The showgrounds were mapped out around a central oval which was used throughout the day for various events: the horseracing being the most hilarious and the stunt bikes being the most fun. Tomorrow they’d have a huge ‘singsing’ in which delegates from dozens of different tribes would congregate in the oval in their outrageous costumes for the kind of dance-off that precedes a rugby match between New Zealand and Samoa.
Today was all about the Morobe Show Queen competition. Twenty contestants adorned in their village’s finest traditional costumes (which skilfully covered only the unimportant bits) competed against each other by explaining to the judges in the most monotone voices imaginable where every last feather, bead and shell of their costumes came from. The chick with the snake got my vote, just for having a snake, although some of the head-dresses were several shades of awesome… I wanna organise a tribal-themed house party as soon as I got back to the UK.
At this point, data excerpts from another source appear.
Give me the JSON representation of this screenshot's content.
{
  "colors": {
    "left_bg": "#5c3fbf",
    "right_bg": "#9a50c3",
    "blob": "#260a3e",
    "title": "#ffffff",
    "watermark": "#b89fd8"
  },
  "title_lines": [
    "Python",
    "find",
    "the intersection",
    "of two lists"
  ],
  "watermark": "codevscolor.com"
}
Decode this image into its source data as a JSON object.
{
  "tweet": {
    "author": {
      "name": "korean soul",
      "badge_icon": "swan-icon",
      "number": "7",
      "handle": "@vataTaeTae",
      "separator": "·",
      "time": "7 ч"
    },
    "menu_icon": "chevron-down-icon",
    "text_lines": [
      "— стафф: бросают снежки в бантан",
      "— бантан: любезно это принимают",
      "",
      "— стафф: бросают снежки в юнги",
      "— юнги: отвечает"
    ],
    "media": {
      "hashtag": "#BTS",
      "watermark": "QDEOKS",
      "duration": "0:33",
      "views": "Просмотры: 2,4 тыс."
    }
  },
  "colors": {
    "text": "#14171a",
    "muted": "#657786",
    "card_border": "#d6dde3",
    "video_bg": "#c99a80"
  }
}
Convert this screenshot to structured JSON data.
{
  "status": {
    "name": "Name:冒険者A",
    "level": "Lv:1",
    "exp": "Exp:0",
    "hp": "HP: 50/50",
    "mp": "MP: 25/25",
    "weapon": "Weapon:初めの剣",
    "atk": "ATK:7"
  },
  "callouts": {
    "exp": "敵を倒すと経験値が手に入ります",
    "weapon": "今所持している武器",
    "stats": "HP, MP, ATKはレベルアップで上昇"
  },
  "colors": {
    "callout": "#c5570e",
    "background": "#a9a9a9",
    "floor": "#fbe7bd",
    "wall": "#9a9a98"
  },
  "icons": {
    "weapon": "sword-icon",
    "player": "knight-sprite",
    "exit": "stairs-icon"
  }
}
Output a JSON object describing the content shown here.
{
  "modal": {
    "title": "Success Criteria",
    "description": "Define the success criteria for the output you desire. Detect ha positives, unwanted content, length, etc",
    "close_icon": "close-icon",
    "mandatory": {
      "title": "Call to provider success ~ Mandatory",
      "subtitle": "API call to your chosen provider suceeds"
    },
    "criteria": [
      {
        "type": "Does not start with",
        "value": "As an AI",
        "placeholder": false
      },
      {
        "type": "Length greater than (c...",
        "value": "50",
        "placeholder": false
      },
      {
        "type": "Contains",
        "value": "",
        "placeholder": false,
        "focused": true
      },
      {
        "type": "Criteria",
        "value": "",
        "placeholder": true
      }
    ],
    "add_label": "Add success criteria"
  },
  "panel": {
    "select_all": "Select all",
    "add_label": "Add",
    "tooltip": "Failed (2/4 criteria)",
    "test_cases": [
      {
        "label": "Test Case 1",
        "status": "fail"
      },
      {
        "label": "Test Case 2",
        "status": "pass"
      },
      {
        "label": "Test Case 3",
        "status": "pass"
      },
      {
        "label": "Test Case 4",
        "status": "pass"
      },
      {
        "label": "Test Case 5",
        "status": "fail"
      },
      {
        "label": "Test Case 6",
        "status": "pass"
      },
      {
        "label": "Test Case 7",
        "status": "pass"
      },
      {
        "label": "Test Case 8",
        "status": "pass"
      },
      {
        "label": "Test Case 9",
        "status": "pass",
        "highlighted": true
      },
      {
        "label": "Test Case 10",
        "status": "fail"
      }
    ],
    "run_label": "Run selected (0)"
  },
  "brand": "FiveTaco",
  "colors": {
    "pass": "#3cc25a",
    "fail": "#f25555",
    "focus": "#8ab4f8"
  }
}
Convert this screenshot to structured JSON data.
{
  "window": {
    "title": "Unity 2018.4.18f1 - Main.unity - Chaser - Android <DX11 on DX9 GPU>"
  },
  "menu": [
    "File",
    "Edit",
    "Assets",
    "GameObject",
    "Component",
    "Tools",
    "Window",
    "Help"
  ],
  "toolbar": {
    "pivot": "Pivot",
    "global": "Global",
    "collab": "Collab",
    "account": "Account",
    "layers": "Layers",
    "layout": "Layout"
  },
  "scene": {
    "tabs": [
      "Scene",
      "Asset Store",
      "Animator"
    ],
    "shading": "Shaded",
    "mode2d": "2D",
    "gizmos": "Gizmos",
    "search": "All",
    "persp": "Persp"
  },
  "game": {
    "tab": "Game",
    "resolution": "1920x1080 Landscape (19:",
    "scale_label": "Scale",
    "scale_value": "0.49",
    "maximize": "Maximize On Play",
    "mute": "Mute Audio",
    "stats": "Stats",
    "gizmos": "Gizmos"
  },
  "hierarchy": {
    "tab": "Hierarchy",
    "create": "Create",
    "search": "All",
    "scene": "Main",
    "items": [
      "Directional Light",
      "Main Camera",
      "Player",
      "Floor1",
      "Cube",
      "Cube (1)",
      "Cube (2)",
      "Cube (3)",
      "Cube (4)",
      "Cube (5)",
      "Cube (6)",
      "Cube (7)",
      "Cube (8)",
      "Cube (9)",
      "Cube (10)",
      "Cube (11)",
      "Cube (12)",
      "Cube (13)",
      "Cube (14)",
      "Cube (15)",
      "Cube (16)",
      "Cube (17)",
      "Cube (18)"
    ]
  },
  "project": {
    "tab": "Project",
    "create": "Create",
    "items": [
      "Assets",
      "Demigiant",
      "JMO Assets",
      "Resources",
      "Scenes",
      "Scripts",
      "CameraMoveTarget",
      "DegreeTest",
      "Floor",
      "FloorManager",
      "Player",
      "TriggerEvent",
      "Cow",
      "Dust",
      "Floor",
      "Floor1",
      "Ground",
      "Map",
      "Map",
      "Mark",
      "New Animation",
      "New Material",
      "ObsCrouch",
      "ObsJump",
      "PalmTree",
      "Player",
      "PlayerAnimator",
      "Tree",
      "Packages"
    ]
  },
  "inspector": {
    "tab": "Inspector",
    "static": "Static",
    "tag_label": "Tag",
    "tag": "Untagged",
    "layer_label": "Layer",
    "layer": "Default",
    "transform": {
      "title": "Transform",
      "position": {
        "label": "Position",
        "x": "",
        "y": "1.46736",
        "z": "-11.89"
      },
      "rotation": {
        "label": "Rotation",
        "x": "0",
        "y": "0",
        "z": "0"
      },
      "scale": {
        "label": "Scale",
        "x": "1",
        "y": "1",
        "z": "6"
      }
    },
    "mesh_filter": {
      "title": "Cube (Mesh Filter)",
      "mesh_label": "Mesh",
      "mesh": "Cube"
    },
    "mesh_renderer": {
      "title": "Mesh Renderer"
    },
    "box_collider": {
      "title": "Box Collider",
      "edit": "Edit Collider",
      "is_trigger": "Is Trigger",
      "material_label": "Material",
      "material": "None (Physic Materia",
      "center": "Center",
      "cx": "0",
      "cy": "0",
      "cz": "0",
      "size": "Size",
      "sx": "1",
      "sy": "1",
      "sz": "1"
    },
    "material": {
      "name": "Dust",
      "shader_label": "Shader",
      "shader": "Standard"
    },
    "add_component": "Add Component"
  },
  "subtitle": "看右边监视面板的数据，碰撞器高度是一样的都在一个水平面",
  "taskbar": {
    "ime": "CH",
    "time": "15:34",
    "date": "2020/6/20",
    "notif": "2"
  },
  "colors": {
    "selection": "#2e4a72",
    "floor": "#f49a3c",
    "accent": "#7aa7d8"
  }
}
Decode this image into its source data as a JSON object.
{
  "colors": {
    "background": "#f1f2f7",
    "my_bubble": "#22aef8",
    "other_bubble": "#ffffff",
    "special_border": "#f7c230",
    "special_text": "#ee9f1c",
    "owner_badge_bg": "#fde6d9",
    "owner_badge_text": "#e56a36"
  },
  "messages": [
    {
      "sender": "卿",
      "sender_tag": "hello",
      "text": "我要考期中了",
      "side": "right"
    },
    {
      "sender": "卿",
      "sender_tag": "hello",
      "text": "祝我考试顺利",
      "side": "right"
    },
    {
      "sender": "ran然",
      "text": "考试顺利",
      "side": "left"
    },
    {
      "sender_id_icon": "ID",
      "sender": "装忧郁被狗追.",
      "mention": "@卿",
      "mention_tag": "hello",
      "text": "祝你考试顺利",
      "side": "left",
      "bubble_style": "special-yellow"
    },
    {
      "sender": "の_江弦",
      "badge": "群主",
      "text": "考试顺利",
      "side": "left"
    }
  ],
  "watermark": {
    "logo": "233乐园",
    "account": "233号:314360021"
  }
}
In other parts of the festival site, you’d find fruit, flowers, grain, coffee beans, tea, horses, pigs, chickens: this was, after all, an agricultural show. But for me it was all about the tribal dress. I mean, where else can you go to take a photo like this:
These guys black themselves up with oil and melted tyres. Later on in the day, one of the fellas attempted a bit of tightrope walking in the central arena. Well, I say ‘tight’ rope, but I actually mean ‘not very tight at all’ rope: he fell off a good 17 times. But you know what they say: 18th time’s a charm. He was given a rapturous round of applause.
That evening I was invited to a barbecue at Ben’s place. Ben lives in the same compound as Alex, who was leaving just as we were arriving. He wound down his car window. ‘Graham: I’ve been trying to call you all day… the Pap Chief sailed early.’
Alex looked at his watch. ‘Well, it will have sailed in about five minutes.’
My stomach punched its way into my mouth. ‘You’re kidding?’
‘We’ll have to see if we can get you on the next one.’
‘Bu-bu-bu-’, my mind raced: I had been checking my phone all day. Maybe with all the people at the show, the mobile network was too busy for me to get the message. This was a disaster: my visa would probably expire, the ships I was hoping to join in the Pacific would be all knocked out of whack, whatsmore: Mandy would kill me.
Alex couldn’t hold his serious face any longer. ‘Naaaaah… only joking – it leaves tomorrow!’ and he drove off, no doubt chuckling to himself like a James Bond villain.
Before we cranked up the barbeque, we all decided to head over to the Golf Club and watch Wales beat France at the Rugby World Cup Semi Finals. History will show that’s what should have happened, but for some reason (must have been a dodgy satellite transmitter or something) it looked like France won by a single point.
So my last night in Lae was spent eating yummy barbecue with a merry gang of ex-pats, drinking Scotch (Alex came back) and commiserating (in spirit) with the Welsh.